I wrote a lot of short stories during the COVID lock-down and the months that followed. Most were first person accounts of a pandemic experience. Not my own experience, but that of the characters… Pandemic Puppy is one them…
Pandemic Puppy
Even before Covid, folks kept asking me when I was going to sell up and move someplace warm, or worse, into some kind of retirement community. No way. I’m not going anywhere. This is home. I paid off that 30-year mortgage more than ten years ago. I’m golden. I’ve got my nice, little house, in a nice little town. I can walk to the local stores, run by local people and anything I can’t find there, I probably don’t need.
Yeah, I do take my car out to go out for Chinese food. I used to go to that bookstore—a big chain store in a shopping center off the highway—but now I just buy books on the Internet like everyone else. Now, if there were a little store with real people behind the counter than I’d go there in a heartbeat, but… The town is too small to sustain more than one pizza place, two bars and a little grocery store. A bookstore—a bookstore that’s more than a few racks in the back of another store—not happening here. No market for it.
So now you know. I’m an old fart in small town America. I’m not saying where because I don’t want yuppies to come here as a safe haven and raise the property values until the locals have to go. Enough locals have already left because of the economy. Covid is killing towns that live on seasonal tourists.
Oh, there’s one other thing you should know about me before I go on with this story. I have never had a dog. Never even wanted one. Gave up on an almost beautiful woman when she kissed her little pooch on the lips. Yuck! I’m a cat man. I grew up with cats. My folks had them in their bakery to keep mice out and my mom always had one or two in the house because she loved them. Never kissed them on the lips, but she did love them. I had a cat when I first moved up here, but when he died, I just didn’t have a heart to get a new one. By then I’d retired and thought I’d travel. That never happened.
This is pretty much all you need to know about me to understand how it was, well, more than a little out of character when I couldn’t help grinning ear-to-ear when the family next door got a puppy back in the beginning of 2019. It was around Valentine’s day and the little boy and his puppy, playing and laughing on the other side of my fence was… it was wonderful. Whenever it snowed, as it does here pretty often, watching them play in the snow was better than any movie I could stream on the TV. Hell, I’d bet it was better than any medicine a doctor could give you for depression.
It was just plain joy to watch.
Then Covid hit this country. It didn’t make it out here until the end of April and no one was taking it seriously until May or June. It was just background noise for most of us. Stuff on the news about New York City or out in Washington State someplace, but it was here already. Just being subterranean. Getting into the bloodstream of the folks here before they realized that a parade or a picnic on July 4th could be a killer.
I was cautious. I’m old. I listened to the doctors on TV and, since I was already living a pretty quiet life, it wasn’t such a big change. My nephew invited me to go live with him and his family. It was a nutty idea. Much bigger chance getting Covid in house with teenagers. Anyway, when my nephew got it and wound up in the hospital, I really got serious. His wife got it too and so did both of their sons. The younger one got it really bad. They say his lungs may never be the same—and he was a sprinter on the track team. It’s a terrible thing for a kid like that.
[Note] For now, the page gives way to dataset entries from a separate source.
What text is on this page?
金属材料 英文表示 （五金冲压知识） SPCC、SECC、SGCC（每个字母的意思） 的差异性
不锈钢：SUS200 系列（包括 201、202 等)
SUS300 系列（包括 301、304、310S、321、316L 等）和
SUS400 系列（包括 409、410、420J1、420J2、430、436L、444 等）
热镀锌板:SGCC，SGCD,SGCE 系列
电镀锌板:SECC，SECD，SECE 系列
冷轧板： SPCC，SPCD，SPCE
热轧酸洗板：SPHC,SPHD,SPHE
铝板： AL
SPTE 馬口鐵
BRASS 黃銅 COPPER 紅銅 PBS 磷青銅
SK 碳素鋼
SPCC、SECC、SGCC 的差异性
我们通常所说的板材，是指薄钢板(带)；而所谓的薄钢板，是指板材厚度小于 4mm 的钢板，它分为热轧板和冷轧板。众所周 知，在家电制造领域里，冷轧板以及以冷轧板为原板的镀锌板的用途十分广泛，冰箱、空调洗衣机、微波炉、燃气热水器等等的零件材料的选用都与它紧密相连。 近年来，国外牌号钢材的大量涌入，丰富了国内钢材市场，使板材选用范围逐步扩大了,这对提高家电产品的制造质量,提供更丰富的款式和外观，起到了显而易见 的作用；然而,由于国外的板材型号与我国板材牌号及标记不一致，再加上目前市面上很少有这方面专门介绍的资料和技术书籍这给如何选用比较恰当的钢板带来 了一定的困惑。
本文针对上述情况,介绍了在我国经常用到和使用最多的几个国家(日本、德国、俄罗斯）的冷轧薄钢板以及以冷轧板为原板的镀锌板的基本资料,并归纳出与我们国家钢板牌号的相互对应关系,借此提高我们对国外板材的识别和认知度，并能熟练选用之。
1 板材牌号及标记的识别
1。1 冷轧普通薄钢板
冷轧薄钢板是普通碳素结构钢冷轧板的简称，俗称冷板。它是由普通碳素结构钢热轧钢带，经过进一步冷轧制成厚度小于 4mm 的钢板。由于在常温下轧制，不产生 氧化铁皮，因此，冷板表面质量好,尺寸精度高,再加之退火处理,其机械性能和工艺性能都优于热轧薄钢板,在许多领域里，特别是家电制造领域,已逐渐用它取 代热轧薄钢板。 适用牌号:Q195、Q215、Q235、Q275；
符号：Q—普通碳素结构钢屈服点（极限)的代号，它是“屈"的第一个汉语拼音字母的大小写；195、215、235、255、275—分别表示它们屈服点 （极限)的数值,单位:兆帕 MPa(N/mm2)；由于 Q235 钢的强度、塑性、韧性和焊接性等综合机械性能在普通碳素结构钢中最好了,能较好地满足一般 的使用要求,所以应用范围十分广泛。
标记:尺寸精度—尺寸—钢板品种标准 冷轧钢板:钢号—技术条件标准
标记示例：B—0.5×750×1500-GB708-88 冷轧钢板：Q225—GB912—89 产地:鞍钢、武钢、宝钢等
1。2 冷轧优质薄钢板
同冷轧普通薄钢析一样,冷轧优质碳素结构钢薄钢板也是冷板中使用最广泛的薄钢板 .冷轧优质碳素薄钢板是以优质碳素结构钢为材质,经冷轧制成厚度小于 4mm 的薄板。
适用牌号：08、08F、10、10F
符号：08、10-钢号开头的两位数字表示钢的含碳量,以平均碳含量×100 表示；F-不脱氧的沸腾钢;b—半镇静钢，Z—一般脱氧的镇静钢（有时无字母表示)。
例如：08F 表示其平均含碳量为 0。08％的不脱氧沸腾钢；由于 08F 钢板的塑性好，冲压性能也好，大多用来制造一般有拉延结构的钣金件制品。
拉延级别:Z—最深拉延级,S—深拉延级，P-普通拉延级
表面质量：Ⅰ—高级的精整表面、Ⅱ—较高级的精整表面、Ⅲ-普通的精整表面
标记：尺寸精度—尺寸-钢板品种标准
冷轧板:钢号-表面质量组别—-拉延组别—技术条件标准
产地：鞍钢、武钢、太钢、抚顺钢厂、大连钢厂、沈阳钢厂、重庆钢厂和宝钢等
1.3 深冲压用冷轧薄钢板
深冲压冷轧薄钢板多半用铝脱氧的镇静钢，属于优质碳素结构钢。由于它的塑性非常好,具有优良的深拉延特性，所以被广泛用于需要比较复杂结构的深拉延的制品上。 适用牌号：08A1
It was right after the 4th and I was in my backyard watering the tomato plants. I heard the little boy, Teddy, sobbing. I don’t mean just crying. When I say sobbing, I mean sobbing, heaving and coughing. He was all of five-years old. I leaned over the fence. I’m not really good with kids. I just treat them like little adults. Some of them like it. Others look at me, like I have my head screwed on backwards.
“Teddy, what are you crying about?”
“Mr. Vets,” (That’s what he always called me because he couldn’t wrap his little lips around my full name, no shame on him, it’s one of those names with too many consonants and way too many syllables). “We gotta move and Valentine can’t come with us.”
His mother came out into the yard and wrapped the little boy in her arms.
“Mr. Vettivitsky, sorry but Teddy’s real upset.”
“You’re moving?”
“No choice. We can’t make the payments…” I thought she was going to start sobbing too, but she got herself together and continued. “Greg lost his job. We have to go and live with my in-laws in New Jersey. Greg’s mom just got out of the hospital—Covid of course— and his dad, he’s got Parkinson’s, I’ll be taking care of him and… well… we can’t bring the dog.”
I knew she’d been a home health aide, but she’d been going to nursing school. I could see in her face that her dream was dying, too.
“I’ll take Valentine.” I’m not sure what made me say that. Was it the heartbroken kid or his young mother with quashed dreams and horror show ahead of her with her husband’s family? “He can come and see Valentine when you get things back to normal.”
I knew I was lying about the visits for the boy’s sake and she knew it too.
“You hear that Teddy? Mr. Vettivisky is going to take care of Valentine. Things are going to be all right. See, not so bad.”
That’s how this cat man, with no longing for a dog, wound up with a ‘pandemic puppy’ and a new crew of dog walking friends. One is even an age-appropriate widow who does not kiss her dog on the lips.